The filmmaker denied today her movie was promoting a pro-Malay agenda or that it featured a character based on DAP lawmaker Lim Kit Siang that was portrayed in a negative light in scenes depicting the May 13, 1969 race riots, as suggested by some Umno blogs to the chagrin of Pakatan Rakyat (PR) leaders.
“This is not a movie to raise dissent. It is one to bring people together. It is just a movie about two great men. If they are from Umno, that’s just history. If they are also Malay, it is also our history.
“We are filmmakers, not an organ to produce propaganda,” Shuhaimi said.
One wonders if anyone else can produce another view of the May 13 race riot and get the same kind of funding that “Tanda Putera” received — RM4.8 million from the National Film Development Corporation (Finas) and the Multimedia Development Corporation (Mdec).
The issue is simple. The movie is about Malaysian history and two national figures are featured — the late Tun Abdul Razak Hussein and the late Tun Dr Ismail Abdul Rahman. Now if they are depicted accurately, why is the director taking artistic licence with other figures and movements linked to the bloody riot?
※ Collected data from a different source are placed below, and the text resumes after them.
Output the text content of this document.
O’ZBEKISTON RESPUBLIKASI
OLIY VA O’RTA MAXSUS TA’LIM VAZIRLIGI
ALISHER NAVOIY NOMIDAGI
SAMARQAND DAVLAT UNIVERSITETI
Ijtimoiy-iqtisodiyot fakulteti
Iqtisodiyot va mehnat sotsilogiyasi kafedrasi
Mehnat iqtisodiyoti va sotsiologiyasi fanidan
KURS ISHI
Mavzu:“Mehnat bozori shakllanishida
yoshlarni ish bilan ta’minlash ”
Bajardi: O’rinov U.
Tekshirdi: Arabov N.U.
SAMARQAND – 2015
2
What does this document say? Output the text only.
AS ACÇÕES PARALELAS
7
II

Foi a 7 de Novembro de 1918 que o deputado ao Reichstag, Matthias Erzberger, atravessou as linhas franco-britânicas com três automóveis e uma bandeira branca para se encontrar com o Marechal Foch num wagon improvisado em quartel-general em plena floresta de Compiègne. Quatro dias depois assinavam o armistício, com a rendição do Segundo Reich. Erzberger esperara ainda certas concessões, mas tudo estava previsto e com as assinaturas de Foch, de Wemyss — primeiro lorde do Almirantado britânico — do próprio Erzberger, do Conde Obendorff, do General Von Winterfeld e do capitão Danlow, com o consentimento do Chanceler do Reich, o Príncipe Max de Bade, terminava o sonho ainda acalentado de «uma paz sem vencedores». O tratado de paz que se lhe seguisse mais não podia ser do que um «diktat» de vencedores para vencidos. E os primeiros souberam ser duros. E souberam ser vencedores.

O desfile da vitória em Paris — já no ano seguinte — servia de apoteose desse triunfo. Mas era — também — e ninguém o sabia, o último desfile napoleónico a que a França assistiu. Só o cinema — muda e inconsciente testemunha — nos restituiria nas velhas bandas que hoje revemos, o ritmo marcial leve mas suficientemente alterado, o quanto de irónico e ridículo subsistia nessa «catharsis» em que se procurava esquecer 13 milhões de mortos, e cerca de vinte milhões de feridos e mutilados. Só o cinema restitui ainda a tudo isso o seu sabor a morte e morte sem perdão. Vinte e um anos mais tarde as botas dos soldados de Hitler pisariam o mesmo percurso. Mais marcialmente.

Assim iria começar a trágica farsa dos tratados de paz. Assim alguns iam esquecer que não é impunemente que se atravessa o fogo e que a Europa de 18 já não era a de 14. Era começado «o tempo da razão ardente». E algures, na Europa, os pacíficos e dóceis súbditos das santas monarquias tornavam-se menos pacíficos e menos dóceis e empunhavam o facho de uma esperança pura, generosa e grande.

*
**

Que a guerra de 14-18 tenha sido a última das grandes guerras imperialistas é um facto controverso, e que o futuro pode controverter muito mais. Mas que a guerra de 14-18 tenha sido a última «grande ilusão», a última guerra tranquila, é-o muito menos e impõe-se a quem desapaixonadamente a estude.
The complaints about the movie reflect the simple truth, that only official versions of history approved by the victors or the government of the day will be produced and shown, in this case this coming November.
But any other version or narrative is dismissed, ignored and shunned without even the remotest possibility of funding or a showing in local cinemas.
Malaysia and Malaysians deserve better than being fed the official drivel that the likes of Shuhaimi is putting out in “Tanda Putera”.
Let’s have a true flowering of the arts and encourage more to depict our history as accurately as possible. After all, May 13 belongs to all Malaysians, not just one view or the National Operations Council’s version of events.
Shuhaimi’s film also isn’t it, especially if it is just the Umno viewpoint because after all, there have been claims that some politicians from the party had a hand in it.
We haven’t learnt anything from May 13, 1969, have we? One wonders why such a movie was made in the first place.